Ci sono persone che credono ancora ai filtri magici e ai
ciarlatani. Arrestato su ordine della
Procura il sedicente mago Hermes
Ha drogato e violentato una sua paziente
Arrestato e chiuso in cella di isolamento
In data 17 luglio 2020, personale dei Carabinieri della
stazione di Maddaloni ha dato esecuzione ad
un'ordinanza di
custodia cautelare in carcere emessa dal Tribunale di S. Maria Capua Vetere, su
richiesta di questa Procura della Repubblica, nei confronti di V.D.M., di 66
anni, noto anche come "mago
Ermes", ritenuto responsabile di violenza sessuale aggravata dall'utilizzo
di sostanze narcotiche ai danni di una sua cliente, persona residente in
Napoli.
L'indagine traeva origine da una segnalazione giunta ai
Carabinieri, nel luglio 2019, ad opera
dai
sanitari dell'Ospedale Maddaloni e di quelli dell'Ospedale
San Paolo di Napoli.
Emergeva infatti che, dopo una cena a casa dell'uomo, il
mattino seguente la donna si era svegliata nella predetta abitazione,
intorpidita, senza ricordare nulla della sera precedente. Messasi alla guida
del proprio veicolo per fare ritorno a casa, veniva in più occasioni colpita da
improvvise perdite di sensi, uscendo di strada per ben due volte con la propria
automobile, venendo conseguentemente due volte ricoverata nei citati presidi
ospedalieri dove, all'esito delle prime
analisi, le venivano riscontrate tracce di benzodiazepine, sia nel sangue che
nelle urine.
Una volta allertate le autorità dagli stessi sanitari,
venivano disposte immediatamente le indagini necessarie a far luce sulla
vicenda, tra cui gli opportuni prelievi volti ad evidenziare la presenza di
tracce biologiche, rilevanti per accertare un possibile abuso sessuale.
Veniva escussa la vittima, sua figlia - fonte rilevante per corroborare lo stato
confusionale della
madre, nella mattinata
-, esperite intercettazioni ambientali
ed analizzato lo
smart-phone poi sequestrato all'indagato.

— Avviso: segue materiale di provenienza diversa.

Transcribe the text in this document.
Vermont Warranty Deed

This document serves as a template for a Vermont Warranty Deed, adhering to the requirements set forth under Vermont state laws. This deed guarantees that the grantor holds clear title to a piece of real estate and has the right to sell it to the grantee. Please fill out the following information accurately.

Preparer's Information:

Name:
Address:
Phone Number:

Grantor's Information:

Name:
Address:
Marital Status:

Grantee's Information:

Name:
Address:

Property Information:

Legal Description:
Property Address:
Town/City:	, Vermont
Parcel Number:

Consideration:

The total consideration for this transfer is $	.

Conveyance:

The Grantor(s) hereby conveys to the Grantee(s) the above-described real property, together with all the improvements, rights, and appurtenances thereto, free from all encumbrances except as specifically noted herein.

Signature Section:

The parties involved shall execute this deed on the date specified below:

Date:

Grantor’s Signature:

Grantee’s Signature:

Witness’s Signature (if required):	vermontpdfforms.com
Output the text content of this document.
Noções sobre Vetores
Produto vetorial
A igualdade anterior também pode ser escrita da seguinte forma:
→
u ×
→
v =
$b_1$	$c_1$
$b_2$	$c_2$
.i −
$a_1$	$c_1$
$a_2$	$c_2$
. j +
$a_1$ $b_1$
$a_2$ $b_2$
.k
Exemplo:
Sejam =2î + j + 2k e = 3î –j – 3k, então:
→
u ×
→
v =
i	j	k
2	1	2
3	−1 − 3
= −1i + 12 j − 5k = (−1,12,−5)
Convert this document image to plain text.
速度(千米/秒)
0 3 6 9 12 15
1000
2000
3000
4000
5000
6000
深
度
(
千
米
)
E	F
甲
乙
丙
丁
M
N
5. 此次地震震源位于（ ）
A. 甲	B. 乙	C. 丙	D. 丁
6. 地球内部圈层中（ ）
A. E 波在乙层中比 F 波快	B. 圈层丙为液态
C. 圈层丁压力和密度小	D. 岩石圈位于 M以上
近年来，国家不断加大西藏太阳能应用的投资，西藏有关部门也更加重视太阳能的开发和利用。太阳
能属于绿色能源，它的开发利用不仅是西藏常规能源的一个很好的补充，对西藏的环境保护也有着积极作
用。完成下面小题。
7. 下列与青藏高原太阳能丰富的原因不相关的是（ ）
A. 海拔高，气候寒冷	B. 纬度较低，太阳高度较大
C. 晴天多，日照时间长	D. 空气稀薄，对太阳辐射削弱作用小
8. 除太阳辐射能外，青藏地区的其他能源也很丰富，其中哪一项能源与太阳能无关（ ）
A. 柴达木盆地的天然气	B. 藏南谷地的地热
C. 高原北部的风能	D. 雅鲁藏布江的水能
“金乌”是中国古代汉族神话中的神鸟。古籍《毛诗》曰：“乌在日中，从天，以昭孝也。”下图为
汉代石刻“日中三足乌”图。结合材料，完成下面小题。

Dal complesso degli elementi acquisiti emergeva il vile
approfittamento, da parte dell'indagato,
dello stato di fragilità della donna: l'uomo,
dopo aver acquisito un particolare ascendente sulla vittima, garantendole
la risoluzione di problemi sentimentali
attraverso rituali e
sortilegi, la induceva a consegnargli
somme di denaro e, successivamente, la induceva vanamente ad avere con lui
rapporti sessuali.
A fronte dei continui rifiuti, l'indagato riusciva ad
invitare la donna a casa e offrendole un aperitivo in cui aveva già sciolto del
narcotico (la stessa sostanza che veniva individuava nel sangue e nelle urine
della vittima, in quantità tali da cagionarle la perdita dei sensi), le
procurava uno stato di incapacità, per poi violentarla.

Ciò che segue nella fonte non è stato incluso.